No hay que ser precisamente el Oráculo de Delfos para vaticinar tiempos difíciles en el sector de la comunicación y el marketing en esta distópica “nueva normalidad”. Desde el fatídico mes de marzo, el vendaval de destrucción empresarial ha borrado de un plumazo la cartera de clientes de multitud de pequeñas agencias y autónomos, la mayoría de ellos, procedentes del sector servicios relacionados con la hostelería y la venta directa. Por otra parte, no son pocas las grandes empresas que han sacado la guadaña en sus departamentos de comunicación y marketing con extraordinaria celeridad o que, en el mejor de los casos, han paralizado proyectos ambiciosos por mera y lógica cautela presupuestaria.

Y esto no ha hecho más que empezar. Septiembre y octubre cabalgan en el horizonte como los jinetes del apocalipsis, esperándonos todos lo peor.

Pero, ¿realmente es tan grave la situación? So riesgo de parecer deprimente: no les quepa la menor duda. Centrémonos en tres aspectos principales.

En primer lugar, hablemos de prestigio profesional. El aquelarre propagandístico al que asistimos desde la explosión de la pandemia ha sido un afilado puñal justo en el corazón del sector. Hasta tal punto que campañas y mensajes, independientemente de su color o ideología, son percibidas más que nunca como aviesos mensajes teledirigidos por unos o por otros, mostrando un desprecio intolerable hacia el receptor.
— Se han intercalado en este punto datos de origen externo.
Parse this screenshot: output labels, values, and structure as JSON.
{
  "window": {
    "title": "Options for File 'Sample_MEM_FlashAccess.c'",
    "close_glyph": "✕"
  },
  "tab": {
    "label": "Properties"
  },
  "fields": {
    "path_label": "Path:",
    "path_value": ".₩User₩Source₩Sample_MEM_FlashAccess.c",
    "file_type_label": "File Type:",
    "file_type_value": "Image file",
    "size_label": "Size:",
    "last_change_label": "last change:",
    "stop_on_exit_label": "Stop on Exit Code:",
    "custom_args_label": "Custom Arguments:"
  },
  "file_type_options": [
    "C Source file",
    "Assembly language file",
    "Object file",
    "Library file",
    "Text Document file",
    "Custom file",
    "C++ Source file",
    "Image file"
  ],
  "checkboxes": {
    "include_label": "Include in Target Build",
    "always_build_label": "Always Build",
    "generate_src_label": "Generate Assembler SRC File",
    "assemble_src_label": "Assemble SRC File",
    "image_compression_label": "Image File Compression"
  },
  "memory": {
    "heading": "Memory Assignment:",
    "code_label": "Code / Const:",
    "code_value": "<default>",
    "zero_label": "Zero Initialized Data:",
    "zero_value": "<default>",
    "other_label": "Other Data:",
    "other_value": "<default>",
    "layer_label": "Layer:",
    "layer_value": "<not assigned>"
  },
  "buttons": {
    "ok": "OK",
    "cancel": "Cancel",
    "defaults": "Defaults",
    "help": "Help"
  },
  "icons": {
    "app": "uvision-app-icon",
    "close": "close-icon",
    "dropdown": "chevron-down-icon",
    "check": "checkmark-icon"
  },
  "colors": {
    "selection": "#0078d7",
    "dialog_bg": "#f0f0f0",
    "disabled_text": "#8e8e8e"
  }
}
La joya de la corona de nuestra profesión es la consultoría y el asesoramiento, que se basan en la confianza, y si es el consultor o asesor el más sospechoso del barrio, ya me dirán ustedes qué porvenir nos queda.
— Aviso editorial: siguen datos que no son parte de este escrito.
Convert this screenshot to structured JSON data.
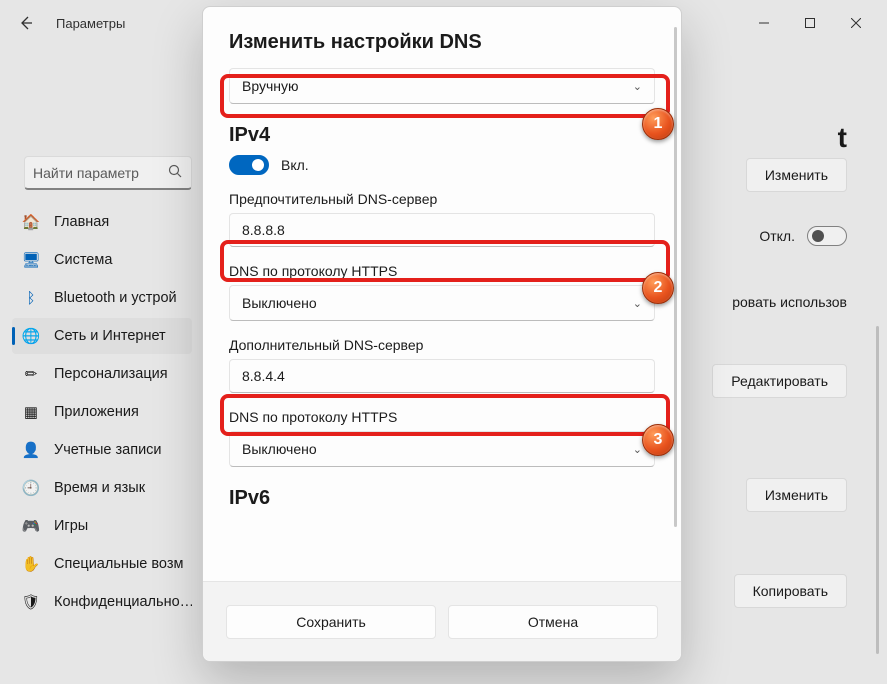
{
  "window": {
    "title": "Параметры",
    "page_title_fragment": "t"
  },
  "search": {
    "placeholder": "Найти параметр"
  },
  "sidebar": {
    "items": [
      {
        "label": "Главная",
        "icon": "🏠"
      },
      {
        "label": "Система",
        "icon": "🖥"
      },
      {
        "label": "Bluetooth и устрой",
        "icon": "ᛒ"
      },
      {
        "label": "Сеть и Интернет",
        "icon": "🌐"
      },
      {
        "label": "Персонализация",
        "icon": "✏"
      },
      {
        "label": "Приложения",
        "icon": "▦"
      },
      {
        "label": "Учетные записи",
        "icon": "👤"
      },
      {
        "label": "Время и язык",
        "icon": "🕘"
      },
      {
        "label": "Игры",
        "icon": "🎮"
      },
      {
        "label": "Специальные возм",
        "icon": "✋"
      },
      {
        "label": "Конфиденциально…",
        "icon": "🛡"
      }
    ],
    "selected_index": 3
  },
  "right_panel": {
    "btn_edit": "Изменить",
    "toggle_off_label": "Откл.",
    "metered_text": "ровать использов",
    "btn_edit2": "Редактировать",
    "btn_edit3": "Изменить",
    "btn_copy": "Копировать"
  },
  "dialog": {
    "title": "Изменить настройки DNS",
    "mode_value": "Вручную",
    "ipv4_heading": "IPv4",
    "ipv4_toggle_label": "Вкл.",
    "preferred_label": "Предпочтительный DNS-сервер",
    "preferred_value": "8.8.8.8",
    "doh_label": "DNS по протоколу HTTPS",
    "doh_value": "Выключено",
    "alternate_label": "Дополнительный DNS-сервер",
    "alternate_value": "8.8.4.4",
    "doh2_label": "DNS по протоколу HTTPS",
    "doh2_value": "Выключено",
    "ipv6_heading": "IPv6",
    "save": "Сохранить",
    "cancel": "Отмена"
  },
  "annotations": {
    "b1": "1",
    "b2": "2",
    "b3": "3"
  }
}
Por otro lado, el propio músculo del mercado. Es del todo imposible que nuestro sector absorba tamaña cantidad de profesionales en desempleo; desde los que ya estaban hasta los nuevos y antiguos buscadores de oportunidades. En un mercado ya de por sí maltrecho, sencillamente, no va a haber tarta para todos. Lo que lleva a una consecuencia atroz pero que, lamentablemente, resulta clásica en comunicación y marketing: la guerra de precios. Con una descomunal variedad de profesionales porfiando por escasos proyectos, la diferenciación será por precio. Se ha hecho toda la vida, sí, pero las diferencias pueden llegar a ser abismales; en ocasiones tan altas que agencias saneadas y solventes podrán siquiera plantearse. Esta guerra civil reforzará, además, ese modelo de vampirismo profesional que destilan cada vez más agencias: contratos basura con un fijo ridículo y puesto de trabajo dependiente de la cartera de clientes. Seguro que conocen a más de una agencia así. Y de dos, y de tres, y de cuatro… Es un modelo de negocio legítimo, sí, pero que no comparto bajo ningún concepto.
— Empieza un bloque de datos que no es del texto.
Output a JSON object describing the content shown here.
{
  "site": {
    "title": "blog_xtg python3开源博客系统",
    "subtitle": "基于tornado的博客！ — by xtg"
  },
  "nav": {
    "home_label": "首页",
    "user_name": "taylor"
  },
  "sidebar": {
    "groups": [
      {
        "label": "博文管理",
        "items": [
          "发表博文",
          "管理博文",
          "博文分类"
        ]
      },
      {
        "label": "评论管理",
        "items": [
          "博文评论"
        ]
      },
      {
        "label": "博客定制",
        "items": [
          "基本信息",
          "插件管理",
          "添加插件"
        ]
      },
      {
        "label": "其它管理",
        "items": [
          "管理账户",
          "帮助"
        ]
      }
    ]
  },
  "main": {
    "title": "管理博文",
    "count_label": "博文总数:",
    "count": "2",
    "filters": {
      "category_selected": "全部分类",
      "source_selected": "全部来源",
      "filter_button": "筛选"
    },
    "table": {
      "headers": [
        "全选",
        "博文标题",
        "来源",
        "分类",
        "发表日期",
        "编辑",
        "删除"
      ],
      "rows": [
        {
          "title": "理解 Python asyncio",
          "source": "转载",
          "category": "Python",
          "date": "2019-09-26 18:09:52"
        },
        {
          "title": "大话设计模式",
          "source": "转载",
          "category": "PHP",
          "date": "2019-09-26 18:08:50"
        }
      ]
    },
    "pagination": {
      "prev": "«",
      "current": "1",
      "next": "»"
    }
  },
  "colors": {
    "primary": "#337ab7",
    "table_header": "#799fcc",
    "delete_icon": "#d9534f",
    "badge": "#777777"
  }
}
Y, por último, este asfixiante panorama también dará alas a aquellos profesionales ‘multiusos’. Les invito a hacer el experimento por sí mismos: vayan a LinkedIn vean el creciente número de perfiles que saben hacer de todo; en serio, DE TODO. Desde comunicación corporativa hasta SEO, desde growth hacking hasta inbound marketing; desde social media hasta churros con chocolate caseros. Amigo, una cosa es ser voluntarioso y otra muy distinta ser más mentiroso que Pinocho. El problema de este fraude no es sólo su falta de pudor, sino que supone una absoluta ausencia de ética profesional cuya consecuencia directa es la pérdida de credibilidad para nuestro sector. Porque empresas que piquen y apuesten por estos perfiles MacGyver a buen seguro acabarán despechadas cuando se descubra el pastel. Y el pastel, amigos, siempre se descubre.

Nos esperan tiempos difíciles, sí; no sé si los peores, pues nunca fueron fáciles, pero que nos exigirán unos niveles de excelencia que, ahora mismo, no veo que demasiados actores del sector sean conscientes.